Increased funding for preventing drug deaths; frontline services to benefit from an extra £20 million.
Additional funding of up to £20 million is being delivered to help reduce the harms and deaths caused by drug and alcohol use in the Scottish Government’s budget for 2020/21.
This is an increase of £7.3 million from within the health portfolio on top of the initial proposals in the draft budget.
The increased funding will help deliver the recommendations of the Drug Deaths Taskforce, and provide investment for mental health support. It will also allow wider consideration to additional NHS-funded rehabilitation beds.
Public Health Minister Joe FitzPatrick announced the increase at the UK Drugs Summit in Glasgow, where he said:
“The voices of people with lived experience of drug use were the focus of our Scottish Drugs Conference this week and it was an honour to hear about their various paths to recovery.
“I remain convinced that a public health approach to this emergency is the right way forward and the extra £20 million of funding will go to a range of support services, including those helping the crossover between addiction and mental health.
“The UK Government has made it clear at their summit that they are not willing to consider the bold, innovative approaches to this problem that I feel are needed. However, that doesn’t mean we will stop fighting for what we believe is right and this extra investment will help us in our efforts to save lives.”

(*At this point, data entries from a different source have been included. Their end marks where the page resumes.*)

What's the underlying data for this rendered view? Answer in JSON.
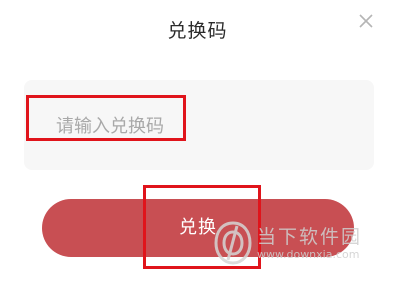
{
  "dialog": {
    "title": "兑换码",
    "close_icon": "close-icon",
    "input": {
      "placeholder": "请输入兑换码",
      "value": ""
    },
    "submit_label": "兑换"
  },
  "watermark": {
    "text": "当下软件园",
    "url": "www.downxia.com"
  },
  "colors": {
    "button": "#c84f53",
    "highlight": "#e0141b",
    "input_bg": "#f7f7f7"
  }
}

Glasgow Kelvin MSP, Sandra White said:
“I am pleased to see an additional £20m in support to frontline services which will assist with drug harm reduction, as part of the Scottish Government’s priority efforts to tackle the drugs crisis.
“This issue needs all layers of government listening to and working with experts and those with lived-experience without pre-determined barriers to action; this funding underpins our commitment to action.
“As the MSP for Glasgow Kelvin, I will continue to work with colleagues in the city, Holyrood, and Westminster to achieve a supportive approach to help people out of the blight of drug addiction.”